Zwar seien die Eckpunkte relativ ergebnisoffen formuliert, räumte Hemmerling ein. Gleichzeitig komme in dem Papier jedoch eine „gewisse Angst vor zu viel Nachwachsenden Rohstoffen und zu viel Bioenergie in Deutschland“ zum Ausdruck. Er forderte die Bundesregierung dazu auf, sich von überkommenen „Teller-oder-Tank-Narrativen“ zu lösen und mehr Mut für die Zukunft einer nachhaltigen Bioökonomie zu fassen. Nach seiner Überzeugung wäre ein deutscher Sonderweg mit einer Einengung auf die Nutzung von biogenen Abfall- und Reststoffen falsch: „In einer künftigen klimaneutralen Wirtschaft ohne fossilen Kohlenstoff werden neben dem Recycling grundsätzlich alle biogenen Kohlenstoffe gebraucht.“ Dabei werde die Erzeugung von Lebensmitteln selbstverständlich Vorrang behalten vor Nachwachsenden Rohstoffen und Bioenergie. „In der Biomassestrategie muss stärker standortbezogen gedacht werden“, mahnte Hemmerling.
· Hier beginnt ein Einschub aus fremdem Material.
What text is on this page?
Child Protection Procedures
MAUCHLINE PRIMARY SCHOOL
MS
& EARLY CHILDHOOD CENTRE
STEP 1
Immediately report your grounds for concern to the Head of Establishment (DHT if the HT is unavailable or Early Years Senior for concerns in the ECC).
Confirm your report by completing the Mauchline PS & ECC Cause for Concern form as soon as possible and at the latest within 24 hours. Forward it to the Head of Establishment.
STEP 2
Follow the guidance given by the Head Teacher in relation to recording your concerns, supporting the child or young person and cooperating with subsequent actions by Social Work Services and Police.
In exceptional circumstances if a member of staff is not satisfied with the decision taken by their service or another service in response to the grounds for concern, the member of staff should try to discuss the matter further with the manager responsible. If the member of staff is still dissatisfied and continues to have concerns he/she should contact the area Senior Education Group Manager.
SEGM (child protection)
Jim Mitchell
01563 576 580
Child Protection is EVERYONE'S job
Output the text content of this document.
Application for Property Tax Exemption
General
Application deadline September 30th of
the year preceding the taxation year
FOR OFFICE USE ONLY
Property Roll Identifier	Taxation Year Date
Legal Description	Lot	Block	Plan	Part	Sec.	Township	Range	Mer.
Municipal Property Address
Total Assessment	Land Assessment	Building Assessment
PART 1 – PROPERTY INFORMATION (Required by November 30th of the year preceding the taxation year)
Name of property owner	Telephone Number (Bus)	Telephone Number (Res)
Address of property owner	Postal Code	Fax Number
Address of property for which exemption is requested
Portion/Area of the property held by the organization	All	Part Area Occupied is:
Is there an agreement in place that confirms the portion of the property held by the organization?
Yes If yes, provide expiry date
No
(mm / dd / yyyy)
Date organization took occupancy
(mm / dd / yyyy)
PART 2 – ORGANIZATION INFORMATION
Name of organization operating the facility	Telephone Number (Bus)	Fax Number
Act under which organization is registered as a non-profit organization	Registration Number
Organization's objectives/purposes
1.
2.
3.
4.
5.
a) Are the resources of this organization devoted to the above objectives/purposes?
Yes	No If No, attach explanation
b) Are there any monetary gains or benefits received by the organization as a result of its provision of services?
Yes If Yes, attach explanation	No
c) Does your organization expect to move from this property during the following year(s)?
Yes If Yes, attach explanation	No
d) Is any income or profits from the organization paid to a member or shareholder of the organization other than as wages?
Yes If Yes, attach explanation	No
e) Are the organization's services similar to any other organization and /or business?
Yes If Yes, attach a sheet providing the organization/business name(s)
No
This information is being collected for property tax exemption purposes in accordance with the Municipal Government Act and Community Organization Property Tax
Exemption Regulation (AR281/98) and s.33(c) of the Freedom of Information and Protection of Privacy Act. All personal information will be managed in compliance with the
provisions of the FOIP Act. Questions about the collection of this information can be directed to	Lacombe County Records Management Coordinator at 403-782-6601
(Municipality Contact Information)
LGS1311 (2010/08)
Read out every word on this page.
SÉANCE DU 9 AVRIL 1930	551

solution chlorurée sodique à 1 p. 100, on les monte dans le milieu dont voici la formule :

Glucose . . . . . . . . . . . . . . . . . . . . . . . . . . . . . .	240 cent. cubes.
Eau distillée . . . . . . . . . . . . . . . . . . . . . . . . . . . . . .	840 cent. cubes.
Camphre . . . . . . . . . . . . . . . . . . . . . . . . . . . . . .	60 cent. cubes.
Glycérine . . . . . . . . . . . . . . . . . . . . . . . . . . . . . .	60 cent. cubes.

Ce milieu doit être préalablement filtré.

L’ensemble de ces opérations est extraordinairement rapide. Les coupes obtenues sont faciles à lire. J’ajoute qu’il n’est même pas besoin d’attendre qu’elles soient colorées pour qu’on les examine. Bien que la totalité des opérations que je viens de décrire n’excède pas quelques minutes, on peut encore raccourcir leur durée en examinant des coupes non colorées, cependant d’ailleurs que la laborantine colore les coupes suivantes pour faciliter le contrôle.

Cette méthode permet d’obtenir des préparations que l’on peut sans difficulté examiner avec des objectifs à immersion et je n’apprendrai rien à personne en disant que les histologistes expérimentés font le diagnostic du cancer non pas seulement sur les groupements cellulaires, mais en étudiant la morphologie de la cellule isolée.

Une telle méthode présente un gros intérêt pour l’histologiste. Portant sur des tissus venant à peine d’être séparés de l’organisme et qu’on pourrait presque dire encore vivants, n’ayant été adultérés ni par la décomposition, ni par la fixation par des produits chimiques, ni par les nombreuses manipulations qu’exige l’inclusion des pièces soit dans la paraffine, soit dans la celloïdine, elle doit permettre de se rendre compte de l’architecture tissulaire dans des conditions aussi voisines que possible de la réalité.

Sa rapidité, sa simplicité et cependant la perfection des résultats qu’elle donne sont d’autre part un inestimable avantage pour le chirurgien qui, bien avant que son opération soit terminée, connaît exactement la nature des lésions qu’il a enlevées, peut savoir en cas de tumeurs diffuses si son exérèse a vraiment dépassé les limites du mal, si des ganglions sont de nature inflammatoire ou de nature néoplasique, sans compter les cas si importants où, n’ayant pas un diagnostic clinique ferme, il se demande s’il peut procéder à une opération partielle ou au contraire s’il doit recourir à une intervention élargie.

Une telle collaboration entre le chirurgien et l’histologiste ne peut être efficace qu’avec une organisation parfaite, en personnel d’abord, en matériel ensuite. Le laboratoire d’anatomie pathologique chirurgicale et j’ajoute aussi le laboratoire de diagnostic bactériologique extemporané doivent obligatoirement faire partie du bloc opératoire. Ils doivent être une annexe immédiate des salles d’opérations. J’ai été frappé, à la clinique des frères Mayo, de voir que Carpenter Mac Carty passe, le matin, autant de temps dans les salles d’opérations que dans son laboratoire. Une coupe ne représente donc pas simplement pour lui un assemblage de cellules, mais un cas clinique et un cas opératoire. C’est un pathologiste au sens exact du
Potenziale der Bioenergie nicht gefährden
Die wichtige Rolle der Bioenergie bei der künftigen Verwendung von Biomasse unterstreicht das Hauptstadtbüro Bioenergie (HBB). „Die Bioenergie ist unverzichtbar für die notwendige Transformation unseres Wirtschaftssystems, unsere langfristigen Klimaschutz- und Biodiversitätsziele sowie zur Erreichung der Energiewende im Ganzen“, so die im Hauptstadtbüro kooperierenden Verbände DBV, Bundesverband Bioenergie, Fachverband Biogas und Fachverband Holzenergie zu den vorgelegten Eckpunkten. Die Verbände kritisieren den Ansatz der Ressorts, einen Vorrang der stofflichen vor der energetischen Nutzung festzuschreiben. Sie weisen darauf hin, dass für qualitativ unterschiedliche Biomassesortimente auch unterschiedliche Verwertungspfade benötigt würden.